Unlike the side effects of chemotherapy, immune-related adverse events may affect almost any part of the body, including the skin, joints, lungs, kidneys, liver, and other organs. Furthermore, these toxicities may occur at any point during treatment, sometimes even after therapy is stopped.
Although these drugs have now been used for more than a decade, adverse events remain an issue, Dr. Park said.
IrAEs are difficult to diagnose. It is also not known how best to monitor patients so that immune-related adverse events can be detected early on – before they cause serious health problems. Because of these concerns, immunotherapy has not reached its full potential. Some patients, such as those with autoimmune diseases like lupus, may not ever receive these drugs due to the possibility of serious toxicity. For similar reasons, others may receive only one ICI even though combinations of two drugs are sometimes more effective.

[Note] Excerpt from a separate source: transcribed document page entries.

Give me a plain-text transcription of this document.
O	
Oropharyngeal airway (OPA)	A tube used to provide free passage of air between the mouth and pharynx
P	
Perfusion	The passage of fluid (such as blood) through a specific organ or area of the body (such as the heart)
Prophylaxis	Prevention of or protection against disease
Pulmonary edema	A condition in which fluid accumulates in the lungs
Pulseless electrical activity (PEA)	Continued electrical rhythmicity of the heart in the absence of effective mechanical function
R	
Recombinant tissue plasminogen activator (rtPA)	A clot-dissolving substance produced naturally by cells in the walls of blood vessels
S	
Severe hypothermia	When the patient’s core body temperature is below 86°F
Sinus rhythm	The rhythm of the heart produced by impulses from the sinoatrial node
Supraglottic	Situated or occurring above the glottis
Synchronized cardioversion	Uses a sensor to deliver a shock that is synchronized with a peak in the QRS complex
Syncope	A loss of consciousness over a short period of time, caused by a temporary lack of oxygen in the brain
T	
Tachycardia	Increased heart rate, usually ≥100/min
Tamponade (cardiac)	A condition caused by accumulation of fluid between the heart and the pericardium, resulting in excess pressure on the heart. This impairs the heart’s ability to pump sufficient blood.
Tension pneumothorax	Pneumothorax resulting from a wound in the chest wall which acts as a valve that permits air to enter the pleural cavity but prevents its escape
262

Originally developed by a team of UT Southwestern immunologists, pathologists, oncologists, and data scientists, the OncoSeer blood test provides key information on the risk of toxicity before treatment is started. This data can then be used to customize a patient’s treatment and follow-up. The multimarker blood test will be game changing for physicians who prescribe ICI therapy, Dr. Park said. Financial assistance from Innovation Days is critical for beginning clinical trials and testing this new type of blood test, Dr. Park said.
Category: Digital Health
Winner: Andrew Cox, Ph.D., UTSW alumnus
Proposal: Computational Immunology for Optimizing Immune Compatibility
A simple blood test could be lifesaving for cancer patients who receive a bone marrow transplant, according to Dr. Cox, co-founder of the biotech start-up ImmunoScope Inc. of Dallas and a recent graduate of the UT Southwestern Graduate School of Biomedical Sciences.
“Our team at ImmunoScope has developed a novel technology aimed at improving outcomes from bone marrow transplantations,” he said. “Many patients undergoing this lifesaving procedure are at risk of developing a severe condition known as chronic graft-versus-host disease (GvHD). This happens when the donor’s T cells attack the patient’s healthy tissues. Beyond the emotional and physical toll on the patient, GvHD places a significant financial strain on health care, costing an estimated $350,000 per patient.”
Dr. Cox said his novel approach aims to better predict the risk of GvHD by analyzing the compatibility between the patient’s and the donor’s T cells, thereby improving donor selection processes for bone marrow transplantation and potentially reducing the incidence of GvHD.
“Our recent findings also suggest that we might have identified a new way to predict the patient’s risk of cancer recurrence based on a given donor. With our technology, we can potentially select donors whose T cells have the best shot at overcoming the patient’s cancer,” he said.
The preliminary data supporting this technology has already been published in a UTSW patent filing, and a recent peer-reviewed study in the Journal for ImmunoTherapy of Cancer indicates it can successfully predict adverse outcomes for other cancer treatments, he continued, adding that the $50,000 prize will help pave the way for the company’s fundraising efforts.
“The Innovation Days prize isn’t just a validation of our work but a critical steppingstone,” Dr. Cox said. “The subsequent capital will empower us to embark on a proof-of-concept clinical study, further solidifying the potential and efficacy of our innovative approach.”